David Weinberg, Dept. of Astronomy, 4041 McPherson Lab,
292-6543
dhw@astronomy.ohio-state.edu
http://www.astronomy.ohio-state.edu/~dhw/A825/a825.html
Meetings: The course is scheduled for Tuesday, Thursday, 11:10-12:30, in McPherson 4054. There will be a couple of weeks in which I shift a class to a different day because of travel.
Course Objectives
This course is a graduate-level introduction to gas dynamical processes in astrophysics. It has three overlapping goals. The first is to teach you the basic concepts and equations of gas dynamics (a.k.a. fluid dynamics or hydrodynamics). The second is to illustrate the application of gas dynamics to astrophysics, by examining some of the ``classic'' problems that should be useful reference points when you attack research problems of your own. The third is to teach some more general lessons about ``methods in theoretical astrophysics.'' This goal is more nebulous than the other two, but it is significant nonetheless.
In light of this last goal, as the course proceeds you should pay attention to general issues: how we go from physical approximations to the equations that describe gas dynamics in various limits, how we develop a physical intuition for the meaning of these equations, the kinds of solutions that we can search for (static, steady-state, self-similar, fully dynamic), the questions we must ask to assess the applicability of these solutions to a given physical situation (validity of approximations, stability), and methods of obtaining solutions (approximate analytic, exact analytic, numerical). I am planning to make numerical solution methods an explicit sub-theme of the course, mainly through the assignments (see below).
Some of the topics that I hope to cover are listed below, but I am invariably overoptimistic about the amount of material I can cover in 10 weeks. Since we need to understand the fundamentals before we can apply them, the first 2-3 weeks are likely to be drier than the later parts of the course.
CONCEPTS AND EQUATIONS
The fluid approximation
The Boltzmann equation, Euler equations, and Navier-Stokes equations
Viscosity
Hydrostatic equilibrium
Instabilities: Rayleigh-Taylor, Jeans, thermal, ...
Shocks
Radiative cooling processes
Turbulence
ASTROPHYSICAL APPLICATIONS
Isothermal spheres, galaxy clusters
Spherical infall and galaxy formation
Accretion flows
Supernova blast waves
The diffuse intergalactic medium
Molecular cloud turbulence and star formation
Readings and Assignments
There is no textbook for the course, but there are two valuable reference sources, which will give you more depth and a different angle on material that we cover in class. First, and probably most useful, are the detailed and astoundingly clear lecture notes that Barbara Ryden wrote when she taught the course. These are available in a notebook binder in the reading room. You are welcome to make your own copies of these notes, but remember to give appropriate credit to Barbara if you make use of them in the future (e.g., when you get to teach a course on radiative gas dynamics) and to ask her permission before giving large chunks of them to others. The second source is Frank Shu's excellent book, The Physics of Astrophysics, specifically Volume II, Gas Dynamics. This book is on reserve in the reading room, and although it is not required for this course, you should think seriously about purchasing your own copy as a reference for the future. I will give pointers to the relevant sections of Barbara's notes and Shu's book as the course progresses. In general, you should be sure to read the indicated sections of Barbara's notes, and you should refer to Shu's book if you want greater depth and/or a more rigorous discussion.
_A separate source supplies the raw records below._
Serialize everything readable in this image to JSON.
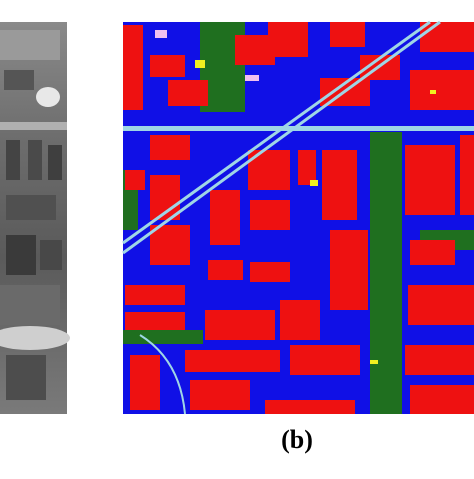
{
  "panel_label": "(b)"
}
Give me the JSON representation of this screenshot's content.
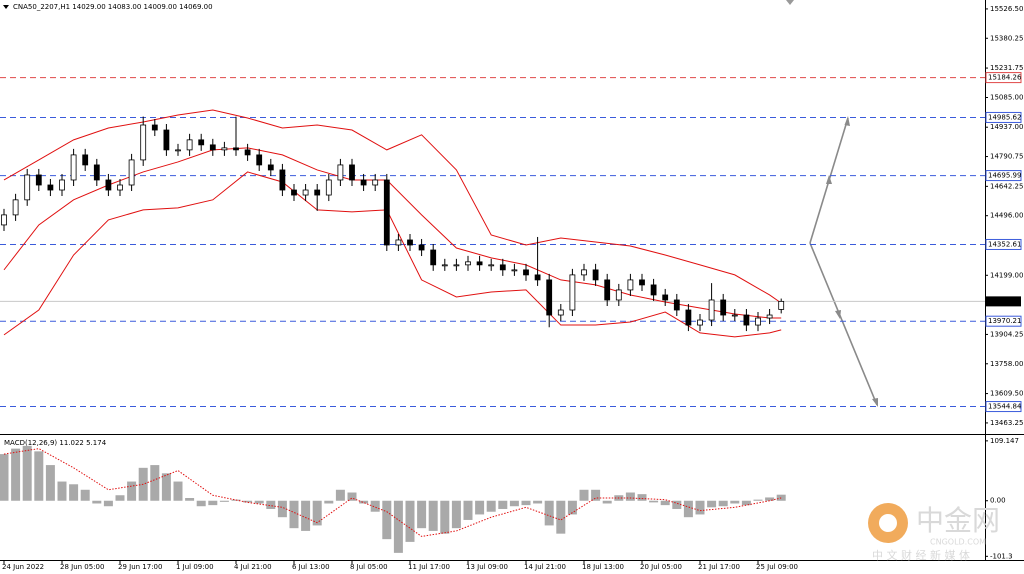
{
  "chart_data": {
    "type": "candlestick",
    "title": "CNA50_2207,H1  14029.00 14083.00 14009.00 14069.00",
    "categories": [
      "24 Jun 2022",
      null,
      null,
      null,
      null,
      "28 Jun 05:00",
      null,
      null,
      null,
      null,
      "29 Jun 17:00",
      null,
      null,
      null,
      null,
      "1 Jul 09:00",
      null,
      null,
      null,
      null,
      "4 Jul 21:00",
      null,
      null,
      null,
      null,
      "6 Jul 13:00",
      null,
      null,
      null,
      null,
      "8 Jul 05:00",
      null,
      null,
      null,
      null,
      "11 Jul 17:00",
      null,
      null,
      null,
      null,
      "13 Jul 09:00",
      null,
      null,
      null,
      null,
      "14 Jul 21:00",
      null,
      null,
      null,
      null,
      "18 Jul 13:00",
      null,
      null,
      null,
      null,
      "20 Jul 05:00",
      null,
      null,
      null,
      null,
      "21 Jul 17:00",
      null,
      null,
      null,
      null,
      "25 Jul 09:00",
      null,
      null
    ],
    "open": [
      14450,
      14500,
      14575,
      14699,
      14649,
      14624,
      14674,
      14799,
      14749,
      14674,
      14624,
      14649,
      14774,
      14948,
      14923,
      14824,
      14824,
      14874,
      14849,
      14824,
      14834,
      14824,
      14799,
      14749,
      14724,
      14624,
      14599,
      14624,
      14599,
      14674,
      14749,
      14674,
      14649,
      14674,
      14350,
      14375,
      14350,
      14325,
      14251,
      14251,
      14251,
      14266,
      14251,
      14251,
      14226,
      14226,
      14201,
      14176,
      14001,
      14026,
      14201,
      14226,
      14176,
      14076,
      14126,
      14176,
      14151,
      14101,
      14076,
      14026,
      13951,
      13976,
      14076,
      14001,
      14001,
      13951,
      13986,
      14029
    ],
    "high": [
      14530,
      14605,
      14729,
      14729,
      14679,
      14704,
      14829,
      14829,
      14779,
      14704,
      14679,
      14804,
      14990,
      14978,
      14953,
      14854,
      14904,
      14904,
      14879,
      14864,
      14990,
      14854,
      14829,
      14779,
      14754,
      14654,
      14654,
      14654,
      14704,
      14779,
      14779,
      14704,
      14704,
      14704,
      14405,
      14405,
      14380,
      14355,
      14281,
      14281,
      14296,
      14296,
      14281,
      14281,
      14256,
      14256,
      14390,
      14206,
      14056,
      14231,
      14256,
      14256,
      14206,
      14156,
      14206,
      14206,
      14181,
      14131,
      14106,
      14056,
      14006,
      14160,
      14106,
      14031,
      14031,
      14016,
      14031,
      14083
    ],
    "low": [
      14420,
      14470,
      14545,
      14619,
      14594,
      14594,
      14644,
      14719,
      14644,
      14594,
      14594,
      14619,
      14744,
      14893,
      14794,
      14794,
      14794,
      14819,
      14794,
      14794,
      14794,
      14769,
      14719,
      14694,
      14594,
      14569,
      14569,
      14520,
      14569,
      14644,
      14644,
      14619,
      14619,
      14320,
      14320,
      14320,
      14295,
      14221,
      14221,
      14221,
      14221,
      14221,
      14221,
      14196,
      14196,
      14171,
      14146,
      13940,
      13971,
      13996,
      14171,
      14146,
      14046,
      14046,
      14096,
      14121,
      14071,
      14046,
      13996,
      13921,
      13921,
      13946,
      13971,
      13971,
      13921,
      13921,
      13956,
      14009
    ],
    "close": [
      14500,
      14575,
      14699,
      14649,
      14624,
      14674,
      14799,
      14749,
      14674,
      14624,
      14649,
      14774,
      14948,
      14923,
      14824,
      14824,
      14874,
      14849,
      14824,
      14834,
      14824,
      14799,
      14749,
      14724,
      14624,
      14599,
      14624,
      14599,
      14674,
      14749,
      14674,
      14649,
      14674,
      14350,
      14375,
      14350,
      14325,
      14251,
      14251,
      14251,
      14266,
      14251,
      14251,
      14226,
      14226,
      14201,
      14176,
      14001,
      14026,
      14201,
      14226,
      14176,
      14076,
      14126,
      14176,
      14151,
      14101,
      14076,
      14026,
      13951,
      13976,
      14076,
      14001,
      14001,
      13951,
      13986,
      14001,
      14069
    ],
    "colors": {
      "up": "#ffffff",
      "down": "#000000",
      "band": "#e01010",
      "histogram": "#8c8c8c",
      "signal": "#e01010"
    },
    "bands": {
      "x": [
        0,
        3,
        6,
        9,
        12,
        15,
        18,
        21,
        24,
        27,
        30,
        33,
        36,
        39,
        42,
        45,
        48,
        51,
        54,
        57,
        60,
        63,
        66,
        67
      ],
      "upper": [
        14674,
        14774,
        14874,
        14933,
        14963,
        14998,
        15023,
        14983,
        14933,
        14948,
        14923,
        14824,
        14899,
        14724,
        14400,
        14350,
        14385,
        14365,
        14345,
        14300,
        14251,
        14201,
        14101,
        14061
      ],
      "middle": [
        14226,
        14450,
        14575,
        14649,
        14714,
        14764,
        14824,
        14834,
        14799,
        14724,
        14674,
        14674,
        14500,
        14335,
        14286,
        14251,
        14176,
        14151,
        14101,
        14066,
        14036,
        14006,
        13986,
        13986
      ],
      "lower": [
        13902,
        14026,
        14300,
        14475,
        14525,
        14535,
        14575,
        14714,
        14664,
        14525,
        14515,
        14525,
        14176,
        14091,
        14116,
        14126,
        13951,
        13951,
        13966,
        14016,
        13912,
        13892,
        13912,
        13927
      ]
    },
    "ylim": [
      13418,
      15561
    ],
    "yticks": [
      {
        "value": 15526.5,
        "label": "15526.50"
      },
      {
        "value": 15380.25,
        "label": "15380.25"
      },
      {
        "value": 15231.75,
        "label": "15231.75"
      },
      {
        "value": 15085,
        "label": "15085.00"
      },
      {
        "value": 14937,
        "label": "14937.00"
      },
      {
        "value": 14790.75,
        "label": "14790.75"
      },
      {
        "value": 14642.25,
        "label": "14642.25"
      },
      {
        "value": 14496,
        "label": "14496.00"
      },
      {
        "value": 14199,
        "label": "14199.00"
      },
      {
        "value": 13904.25,
        "label": "13904.25"
      },
      {
        "value": 13758,
        "label": "13758.00"
      },
      {
        "value": 13609.5,
        "label": "13609.50"
      },
      {
        "value": 13463.25,
        "label": "13463.25"
      }
    ],
    "levels": [
      {
        "value": 15184.26,
        "color": "#e04848"
      },
      {
        "value": 14985.62,
        "color": "#3b5bdb"
      },
      {
        "value": 14695.99,
        "color": "#3b5bdb"
      },
      {
        "value": 14352.61,
        "color": "#3b5bdb"
      },
      {
        "value": 13970.21,
        "color": "#3b5bdb"
      },
      {
        "value": 13544.84,
        "color": "#3b5bdb"
      }
    ],
    "last": {
      "value": 14069,
      "label": "14069.00"
    },
    "macd": {
      "label": "MACD(12,26,9) 11.022 5.174",
      "ylim": [
        -108,
        118
      ],
      "yticks": [
        109.147,
        {
          "value": 0,
          "label": "0.00"
        },
        -101.3
      ],
      "histogram": [
        85,
        95,
        100,
        90,
        65,
        35,
        30,
        20,
        -5,
        -10,
        10,
        35,
        60,
        65,
        50,
        35,
        5,
        -10,
        -8,
        -2,
        2,
        -3,
        -5,
        -15,
        -30,
        -50,
        -55,
        -45,
        -5,
        20,
        15,
        -5,
        -20,
        -70,
        -95,
        -75,
        -50,
        -55,
        -60,
        -50,
        -35,
        -25,
        -20,
        -15,
        -10,
        -8,
        -5,
        -45,
        -60,
        -25,
        20,
        20,
        -5,
        10,
        15,
        12,
        -3,
        -8,
        -15,
        -30,
        -25,
        -12,
        -10,
        -5,
        -8,
        2,
        6,
        11.022
      ],
      "signal_x": [
        0,
        3,
        6,
        9,
        12,
        15,
        18,
        21,
        24,
        27,
        30,
        33,
        36,
        39,
        42,
        45,
        48,
        51,
        54,
        57,
        60,
        63,
        66,
        67
      ],
      "signal": [
        85,
        95,
        60,
        20,
        30,
        55,
        10,
        -3,
        -12,
        -40,
        5,
        -20,
        -65,
        -55,
        -30,
        -12,
        -35,
        5,
        5,
        2,
        -18,
        -12,
        0,
        5.174
      ]
    },
    "watermark": {
      "name": "中金网",
      "site": "CNGOLD.COM",
      "slogan": "中 文 财 经 新 媒 体"
    }
  }
}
On some occasions, I will assign review papers or journal articles on the astrophysical topics listed above.
Problem Sets and Workload
The other assignments will be a take-home final exam and problem sets. I think you will typically need to spend 1-2 hours a week on reading and review of class notes, though this will be variable. Most of the problem sets will have a numerical component, and some will be entirely numerical. As a rule of thumb, you should devote 5-7 hours to a problem set. After five hours, you should continue if you think that doing so will be valuable to your research training. However, if it is a better use of your time to go back to your own research, then that is what you should do; spend a little time tidying up your solution, write ``this is how far I got'' at the end, and turn it in.
For numerical solutions, you can use whatever programming language you like: fortran, C, pascal, basic, perl, ... I will provide my solutions in C, so if you don't know C but would like to learn it, this might be a good opportunity to do so. Numerical Recipes, by Press et al., will often be a useful reference for the numerical components of problem sets; we don't have a copy in the reading room, but there are many floating around the department, so you should be able to borrow one as needed. It is a book worth owning, not so much for the subroutines themselves (which are of mixed quality and should therefore be used with caution) but for the excellent introduction it provides to a wide variety of numerical and statistical algorithms.